A differential equation representing the family of parabolas with axis parallel to y-axis and whose length of latus rectum is the distance of the point $$(2, -3)$$ from the line $$3x + 4y = 5$$, is given by:

First we have to find the numerical value of the length of the latus-rectum that is to be allotted to every member of the required family. The statement says that this length equals the distance of the fixed point $$(2,-3)$$ from the straight line $$3x+4y=5$$.

We recall the distance formula. For a point $$(x_1,y_1)$$ and a line $$ax+by+c=0$$ the perpendicular distance is given by

$$D=\frac{\lvert\,ax_1+by_1+c\,\rvert}{\sqrt{a^2+b^2}}.$$

Writing the given line in the form $$3x+4y-5=0$$, we have $$a=3,\;b=4,\;c=-5.$$ Now substituting the coordinates $$(x_1,y_1)=(2,-3)$$ we get

$$\begin{aligned} D&=\frac{\lvert\,3(2)+4(-3)-5\,\rvert}{\sqrt{3^2+4^2}} =\frac{\lvert\,6-12-5\,\rvert}{\sqrt{9+16}} =\frac{\lvert\,-11\,\rvert}{5} =\frac{11}{5}. \end{aligned}$$

So the required length of the latus-rectum is fixed at $$\dfrac{11}{5}.$$ For a parabola whose axis is parallel to the $$y$$-axis (that is, vertical) the standard form is

$$ (x-h)^2 = 4a\,(y-k), $$

where $$(h,k)$$ is the vertex and the axis is the line $$x=h.$$ In this form the length of the latus-rectum is $$\lvert 4a\rvert.$$ Equating this to $$\dfrac{11}{5}$$ we obtain

$$\lvert 4a\rvert=\frac{11}{5}\;\Longrightarrow\;4a=\pm\frac{11}{5}.$$

For convenience write the numerical constant as

$$L=\frac{11}{5} \qquad\text{(we shall keep the sign }\pm$$ separate).
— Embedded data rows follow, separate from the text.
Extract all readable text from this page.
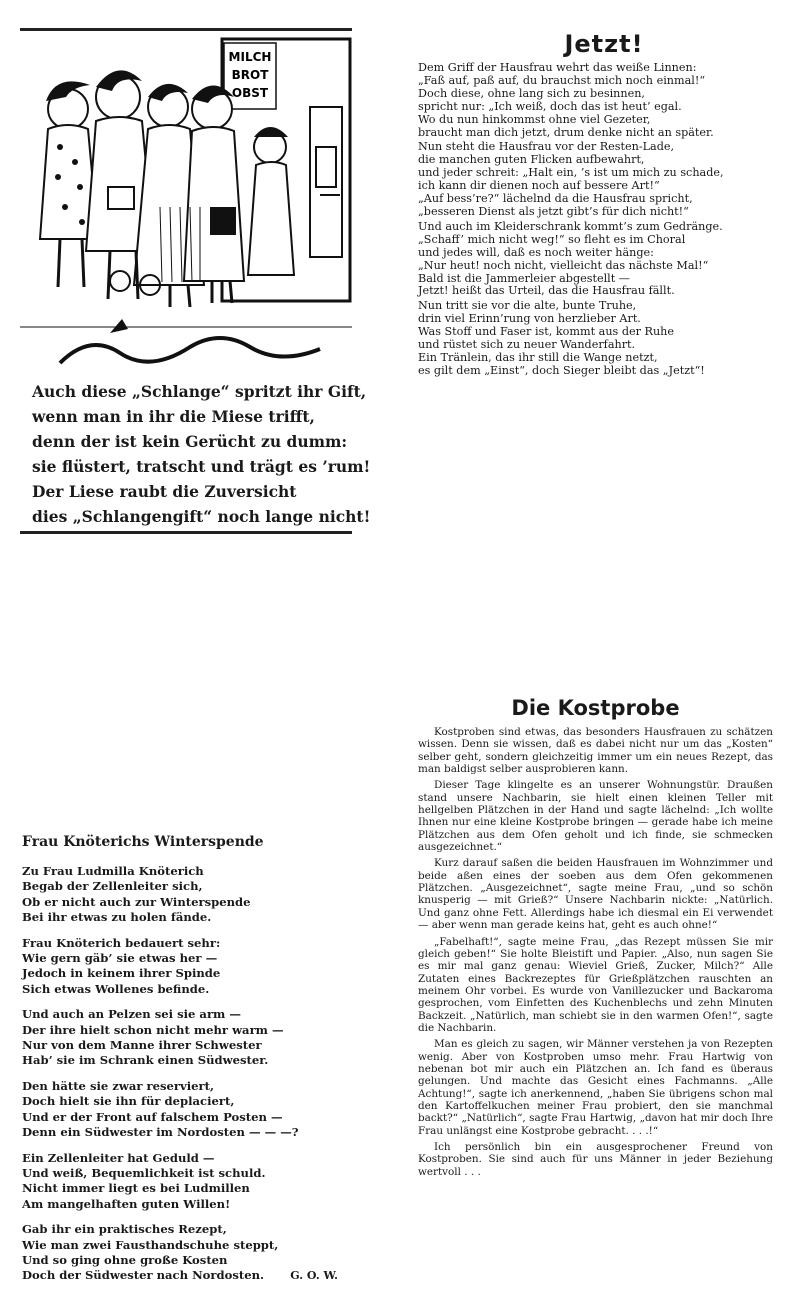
MILCH
BROT
OBST
Auch diese „Schlange“ spritzt ihr Gift,
wenn man in ihr die Miese trifft,
denn der ist kein Gerücht zu dumm:
sie flüstert, tratscht und trägt es ’rum!
Der Liese raubt die Zuversicht
dies „Schlangengift“ noch lange nicht!
Jetzt!
Dem Griff der Hausfrau wehrt das weiße Linnen:
„Faß auf, paß auf, du brauchst mich noch einmal!“
Doch diese, ohne lang sich zu besinnen,
spricht nur: „Ich weiß, doch das ist heut’ egal.
Wo du nun hinkommst ohne viel Gezeter,
braucht man dich jetzt, drum denke nicht an später.
Nun steht die Hausfrau vor der Resten-Lade,
die manchen guten Flicken aufbewahrt,
und jeder schreit: „Halt ein, ’s ist um mich zu schade,
ich kann dir dienen noch auf bessere Art!“
„Auf bess’re?“ lächelnd da die Hausfrau spricht,
„besseren Dienst als jetzt gibt’s für dich nicht!“
Und auch im Kleiderschrank kommt’s zum Gedränge.
„Schaff’ mich nicht weg!“ so fleht es im Choral
und jedes will, daß es noch weiter hänge:
„Nur heut! noch nicht, vielleicht das nächste Mal!“
Bald ist die Jammerleier abgestellt —
Jetzt! heißt das Urteil, das die Hausfrau fällt.
Nun tritt sie vor die alte, bunte Truhe,
drin viel Erinn’rung von herzlieber Art.
Was Stoff und Faser ist, kommt aus der Ruhe
und rüstet sich zu neuer Wanderfahrt.
Ein Tränlein, das ihr still die Wange netzt,
es gilt dem „Einst“, doch Sieger bleibt das „Jetzt“!
Frau Knöterichs Winterspende
Zu Frau Ludmilla Knöterich
Begab der Zellenleiter sich,
Ob er nicht auch zur Winterspende
Bei ihr etwas zu holen fände.
Frau Knöterich bedauert sehr:
Wie gern gäb’ sie etwas her —
Jedoch in keinem ihrer Spinde
Sich etwas Wollenes befinde.
Und auch an Pelzen sei sie arm —
Der ihre hielt schon nicht mehr warm —
Nur von dem Manne ihrer Schwester
Hab’ sie im Schrank einen Südwester.
Den hätte sie zwar reserviert,
Doch hielt sie ihn für deplaciert,
Und er der Front auf falschem Posten —
Denn ein Südwester im Nordosten — — —?
Ein Zellenleiter hat Geduld —
Und weiß, Bequemlichkeit ist schuld.
Nicht immer liegt es bei Ludmillen
Am mangelhaften guten Willen!
Gab ihr ein praktisches Rezept,
Wie man zwei Fausthandschuhe steppt,
Und so ging ohne große Kosten
Doch der Südwester nach Nordosten.	G. O. W.
Die Kostprobe

Kostproben sind etwas, das besonders Hausfrauen zu schätzen wissen. Denn sie wissen, daß es dabei nicht nur um das „Kosten“ selber geht, sondern gleichzeitig immer um ein neues Rezept, das man baldigst selber ausprobieren kann.

Dieser Tage klingelte es an unserer Wohnungstür. Draußen stand unsere Nachbarin, sie hielt einen kleinen Teller mit hellgelben Plätzchen in der Hand und sagte lächelnd: „Ich wollte Ihnen nur eine kleine Kostprobe bringen — gerade habe ich meine Plätzchen aus dem Ofen geholt und ich finde, sie schmecken ausgezeichnet.“

Kurz darauf saßen die beiden Hausfrauen im Wohnzimmer und beide aßen eines der soeben aus dem Ofen gekommenen Plätzchen. „Ausgezeichnet“, sagte meine Frau, „und so schön knusperig — mit Grieß?“ Unsere Nachbarin nickte: „Natürlich. Und ganz ohne Fett. Allerdings habe ich diesmal ein Ei verwendet — aber wenn man gerade keins hat, geht es auch ohne!“

„Fabelhaft!“, sagte meine Frau, „das Rezept müssen Sie mir gleich geben!“ Sie holte Bleistift und Papier. „Also, nun sagen Sie es mir mal ganz genau: Wieviel Grieß, Zucker, Milch?“ Alle Zutaten eines Backrezeptes für Grießplätzchen rauschten an meinem Ohr vorbei. Es wurde von Vanillezucker und Backaroma gesprochen, vom Einfetten des Kuchenblechs und zehn Minuten Backzeit. „Natürlich, man schiebt sie in den warmen Ofen!“, sagte die Nachbarin.

Man es gleich zu sagen, wir Männer verstehen ja von Rezepten wenig. Aber von Kostproben umso mehr. Frau Hartwig von nebenan bot mir auch ein Plätzchen an. Ich fand es überaus gelungen. Und machte das Gesicht eines Fachmanns. „Alle Achtung!“, sagte ich anerkennend, „haben Sie übrigens schon mal den Kartoffelkuchen meiner Frau probiert, den sie manchmal backt?“ „Natürlich“, sagte Frau Hartwig, „davon hat mir doch Ihre Frau unlängst eine Kostprobe gebracht. . . .!“

Ich persönlich bin ein ausgesprochener Freund von Kostproben. Sie sind auch für uns Männer in jeder Beziehung wertvoll . . .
Thus every member of the family can be expressed as

$$ (x-h)^2 = \pm L\,(y-k). \quad -(1)$$

To obtain the differential equation we must eliminate the two arbitrary constants $$h$$ and $$k.$$ We treat $$y$$ as the dependent variable $$y=y(x)$$ and differentiate with respect to $$x.$$

Differentiating equation (1) once, remembering that $$h,k$$ and $$L$$ are constants, gives

$$ 2(x-h)\cdot\frac{d}{dx}(x-h)=\pm L\,\frac{dy}{dx}. $$

Since $$\dfrac{d}{dx}(x-h)=1,$$ this simplifies to

$$ 2(x-h)=\pm L\,y'. \quad -(2)$$

(Here $$y'$$ denotes $$\dfrac{dy}{dx}.$$)
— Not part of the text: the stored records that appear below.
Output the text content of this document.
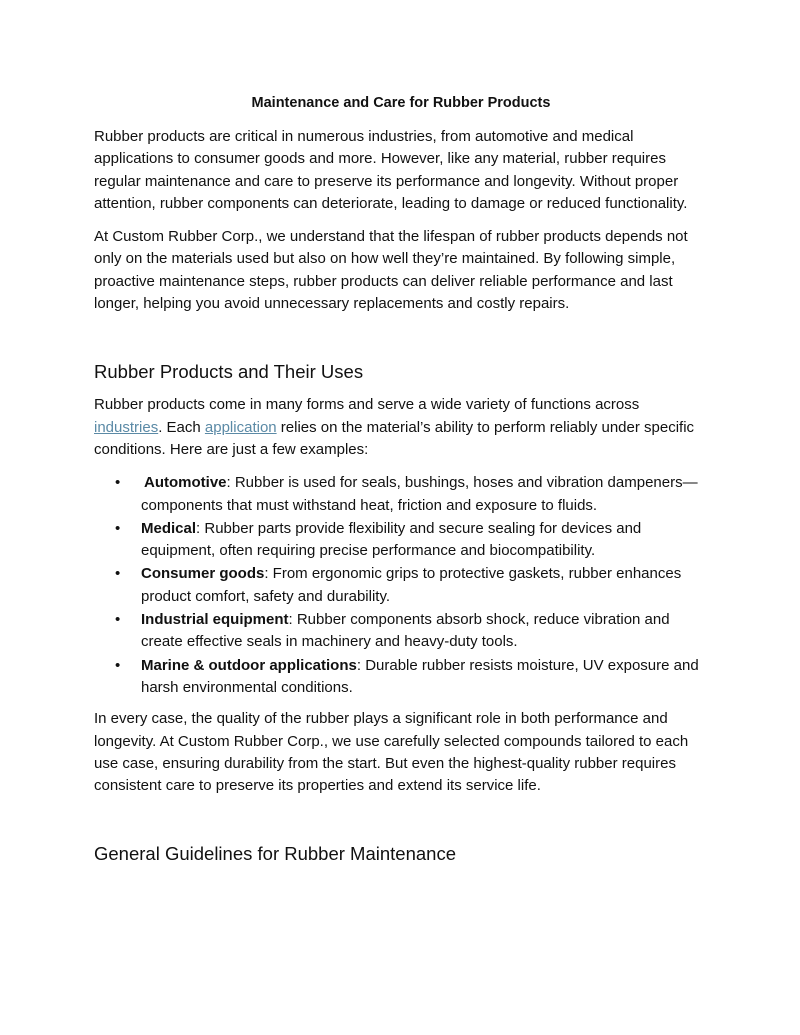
Maintenance and Care for Rubber Products

Rubber products are critical in numerous industries, from automotive and medical applications to consumer goods and more. However, like any material, rubber requires regular maintenance and care to preserve its performance and longevity. Without proper attention, rubber components can deteriorate, leading to damage or reduced functionality.

At Custom Rubber Corp., we understand that the lifespan of rubber products depends not only on the materials used but also on how well they’re maintained. By following simple, proactive maintenance steps, rubber products can deliver reliable performance and last longer, helping you avoid unnecessary replacements and costly repairs.

Rubber Products and Their Uses

Rubber products come in many forms and serve a wide variety of functions across industries. Each application relies on the material’s ability to perform reliably under specific conditions. Here are just a few examples:

• Automotive: Rubber is used for seals, bushings, hoses and vibration dampeners—components that must withstand heat, friction and exposure to fluids.
• Medical: Rubber parts provide flexibility and secure sealing for devices and equipment, often requiring precise performance and biocompatibility.
• Consumer goods: From ergonomic grips to protective gaskets, rubber enhances product comfort, safety and durability.
• Industrial equipment: Rubber components absorb shock, reduce vibration and create effective seals in machinery and heavy-duty tools.
• Marine & outdoor applications: Durable rubber resists moisture, UV exposure and harsh environmental conditions.

In every case, the quality of the rubber plays a significant role in both performance and longevity. At Custom Rubber Corp., we use carefully selected compounds tailored to each use case, ensuring durability from the start. But even the highest-quality rubber requires consistent care to preserve its properties and extend its service life.

General Guidelines for Rubber Maintenance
We now differentiate equation (2) a second time with respect to $$x.$$ The left side $$2(x-h)$$ differentiates to $$2,$$ while the right side differentiates to $$\pm L\,y''.$$ Thus we obtain

$$ 2 = \pm L\,y''. \quad -(3)$$

Solving (3) for $$y''$$ gives

$$ y'' = \frac{2}{\pm L}. $$

Substituting $$L=\dfrac{11}{5}$$ we find

$$ y'' = \frac{2}{\pm\frac{11}{5}}=\pm\frac{10}{11}. $$

If the positive sign is taken (parabola opening upward) we have

$$ y'' = \frac{10}{11}\;\Longrightarrow\;11\,y'' = 10. $$

(With the negative sign the right side would be $$-10,$$ which merely corresponds to the downward-opening members of the family; the required differential equation is therefore $$11\,y''=10$$ because that single equation already embraces both orientations through the possibility of $$y''$$ changing sign in different solutions.)

Writing explicitly,

$$ 11\frac{d^2y}{dx^2}=10. $$

This matches Option B in the list provided.

Hence, the correct answer is Option B.